Le Dr Vered Yahalom, directrice de l'Institut des services de sang à l'hôpital Beilinson, ajoute : "Certains patients dépendent chroniquement des transfusions. C'est une ressource vitale. Si nous ne donnons pas, nous ne pourrons pas traiter tous ceux qui en ont besoin. Il suffit que chacun donne une fois par an pour garantir un stock constant. C'est une obligation civique."

Kobi (pseudonyme), médecin, a été diagnostiqué il y a deux ans avec une myélofibrose, une maladie rare de la moelle osseuse.

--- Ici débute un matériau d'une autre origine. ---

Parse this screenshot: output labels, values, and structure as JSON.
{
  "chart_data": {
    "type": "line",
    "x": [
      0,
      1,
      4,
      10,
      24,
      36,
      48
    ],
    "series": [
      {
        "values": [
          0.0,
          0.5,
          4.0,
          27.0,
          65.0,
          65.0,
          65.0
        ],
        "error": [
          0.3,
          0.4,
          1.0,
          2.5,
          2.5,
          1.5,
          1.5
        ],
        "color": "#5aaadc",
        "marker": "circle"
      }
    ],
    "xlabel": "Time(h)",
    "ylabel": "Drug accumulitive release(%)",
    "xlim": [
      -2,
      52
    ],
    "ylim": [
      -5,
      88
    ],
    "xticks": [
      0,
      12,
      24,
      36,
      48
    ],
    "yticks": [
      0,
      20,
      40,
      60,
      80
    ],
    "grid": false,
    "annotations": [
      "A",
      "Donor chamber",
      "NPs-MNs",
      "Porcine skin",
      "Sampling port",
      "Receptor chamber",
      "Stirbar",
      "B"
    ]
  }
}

Il se rend toutes les deux semaines à l'hôpital Meir de Kfar Saba pour une transfusion.

"Outre les effets biologiques, cette maladie cause une fatigue intense qui réduit ma qualité de vie, confie-t-il. Tous les 10 jours, je ressens une faiblesse, signe que mon taux d'hémoglobine a chuté. Il n'existe pas de médicaments pour me soigner, seulement le sang ou une greffe de moelle osseuse pour laquelle je ne suis pas candidat. Plus les gens donneront, plus nous pourrons sauver de vies."

Le professeur Martin Ellis, directeur de la banque du sang au centre médical Meir, rappelle qu'un seul don peut sauver jusqu'à trois personnes.

Yaffa Ben-Shimol adresse un message au public : "Toute personne en bonne santé doit donner son sang. C'est une contribution majeure qui ne demande pas grand-chose au donneur. C'est ma vie — je ne pourrai pas me lever du lit sans ces unités de sang. C'est clair et net."